Hello.

Welcome to the online portfolio of Simon Stålenhag. I'm a 2D artist specializing in concept art and pixel art. On this site you'll find examples of my work.

I'm currently a game design student at Futuregames Academy in Stockholm, Sweden, and I'm chasing the perfect place to spend my 30 week internship period.

I also work together with Tommy Salomonsson under the creative brand Pixeltruss, and we make flash games. We have released the fluorescent retro experience of Metro Siberia, and are working on our next epic 16-bit era nostalgia title, Ripple Dot Zero.

 


Concept Art

 

 

 

 

 

Concept with SketchUp

I recently started to use SketchUp as a tool for creating concept art. A friend of mine showed it to me and I was impressed by it's speed and lightweight appearance.

I find it ideal for quickly setting up a rough guide for your picture. And you can very easily set the composition by just playing around with the camera, fog and shadow functions.

When I'm happy with the composition and basic lighting, I export the image and paint on top of it in Photoshop.

All in all, this piece took me about three days to complete.

 

Comparison between the SketchUp render and the final piece:

 

 

 

 

 

 

 


Pixel Art

 


Ripple Dot Zero Game play video

Ok so here's a game play video of mine and Tommy Salomonsson's current project Ripple Dot Zero. My duties are to produce all art assets and levels, music and sfx. The game design is done together with Tommy over lunches and msn.
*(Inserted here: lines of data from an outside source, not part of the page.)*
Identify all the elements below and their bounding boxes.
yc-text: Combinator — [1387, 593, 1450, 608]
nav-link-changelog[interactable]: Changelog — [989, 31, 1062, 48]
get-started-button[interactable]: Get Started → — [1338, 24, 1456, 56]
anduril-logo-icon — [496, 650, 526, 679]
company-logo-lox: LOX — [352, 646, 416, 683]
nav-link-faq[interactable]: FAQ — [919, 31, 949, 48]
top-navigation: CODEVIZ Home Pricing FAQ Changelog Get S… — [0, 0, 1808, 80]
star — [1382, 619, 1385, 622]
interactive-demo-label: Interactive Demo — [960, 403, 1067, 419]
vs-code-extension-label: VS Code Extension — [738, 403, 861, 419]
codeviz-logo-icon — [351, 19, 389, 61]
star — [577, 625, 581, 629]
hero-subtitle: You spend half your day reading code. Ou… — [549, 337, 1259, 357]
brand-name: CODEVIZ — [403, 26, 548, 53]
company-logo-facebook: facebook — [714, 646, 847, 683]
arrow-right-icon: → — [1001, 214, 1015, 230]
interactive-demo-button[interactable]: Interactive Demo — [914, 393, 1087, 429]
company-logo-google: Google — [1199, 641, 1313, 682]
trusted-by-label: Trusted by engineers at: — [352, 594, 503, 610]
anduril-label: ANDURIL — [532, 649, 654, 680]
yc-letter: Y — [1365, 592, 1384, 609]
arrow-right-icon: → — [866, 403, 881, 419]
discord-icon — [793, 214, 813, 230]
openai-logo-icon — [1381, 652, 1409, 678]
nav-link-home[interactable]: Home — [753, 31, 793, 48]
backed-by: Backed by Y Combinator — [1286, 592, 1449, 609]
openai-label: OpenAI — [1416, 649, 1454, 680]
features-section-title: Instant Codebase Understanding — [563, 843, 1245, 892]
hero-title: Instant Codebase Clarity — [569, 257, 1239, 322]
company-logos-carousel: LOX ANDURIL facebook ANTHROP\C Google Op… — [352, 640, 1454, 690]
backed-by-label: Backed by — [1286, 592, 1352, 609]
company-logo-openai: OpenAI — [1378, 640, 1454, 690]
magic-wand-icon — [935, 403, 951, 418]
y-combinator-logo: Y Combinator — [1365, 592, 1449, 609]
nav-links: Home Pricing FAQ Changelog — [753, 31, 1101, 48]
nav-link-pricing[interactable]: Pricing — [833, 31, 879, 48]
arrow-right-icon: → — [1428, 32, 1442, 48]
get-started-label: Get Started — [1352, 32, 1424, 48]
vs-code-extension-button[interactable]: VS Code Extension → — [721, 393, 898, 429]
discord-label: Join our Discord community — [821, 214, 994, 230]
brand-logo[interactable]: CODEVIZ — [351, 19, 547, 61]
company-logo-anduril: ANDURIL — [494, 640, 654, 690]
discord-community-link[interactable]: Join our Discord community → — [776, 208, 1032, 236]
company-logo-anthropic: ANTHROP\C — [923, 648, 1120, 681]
Run it HQ! There are precious pixels at stake here here!


 

 

Backgrounds

 

The backgrounds in Ripple Dot Zero are divided into several parallax scrolling layers. Here I've combined them to give an idea of how the art works together. That's also how I use to do when I'm about to create some new art for a level - I paint on a new layer on top of a combined background so that I can match the colors.

 

 



Animations

 

I use GraphicsGale when I do ixel art. When I started making pixel art I painted over scans of my sketches, but now I find it faster to just draw freely in GraphicsGale with the sketches on the desktop for reference.

Here's a selection of sprites I've done. Rollover to see animation.



Rollover for animation

Gallus Zebra

This is an enemy from Ripple Dot Zero that live inside the Vivariums of the Oxygen Plant world.

I looked at an ostrich for reference of the run cycle.


Rollover for animation


Crayfish

I begin my animations with a rough sketch. When the movement is right I clean up the pixels and add the basic colors (right). Then I do a final more complex shading pass.


Rollover for animation


Blob Canon

 

 

 

 

Waterfall in environment

 



 

Traditional Art & Book Covers

 

Before I studied game esign, I did illustration work including book covers for Leopard Förlag and Bonnier Carlsen.

 

Italienska Skor


Gouache on paper, 80*60 cm.

The cover of renowned swedish author Henning Mankell's "Italienska Skor", published by Leopard Förlag. The brief was to have realistic painting of a specific event from the book.

 








 

 

 

 

 

 

Misc.

December Event


This was a four week UnrealED project we had in school tutored by level design guru Sjoerd De Jong.

 

 

 

 

Metro Siberia Game play vid

Metro Siberia has to date been played roughly 4 million times by people all over the globe. It was released in early 2008 and developed by me and Tommy salomonsson. I did all the art, level design and music/sfx.


Here's me trying to play level 3, The Gysi Express, which is the hardest and fastest level of MS. I make it pretty far, but I'm not what I used to be. I actually had the skill to make it through all three levels when we were developing it.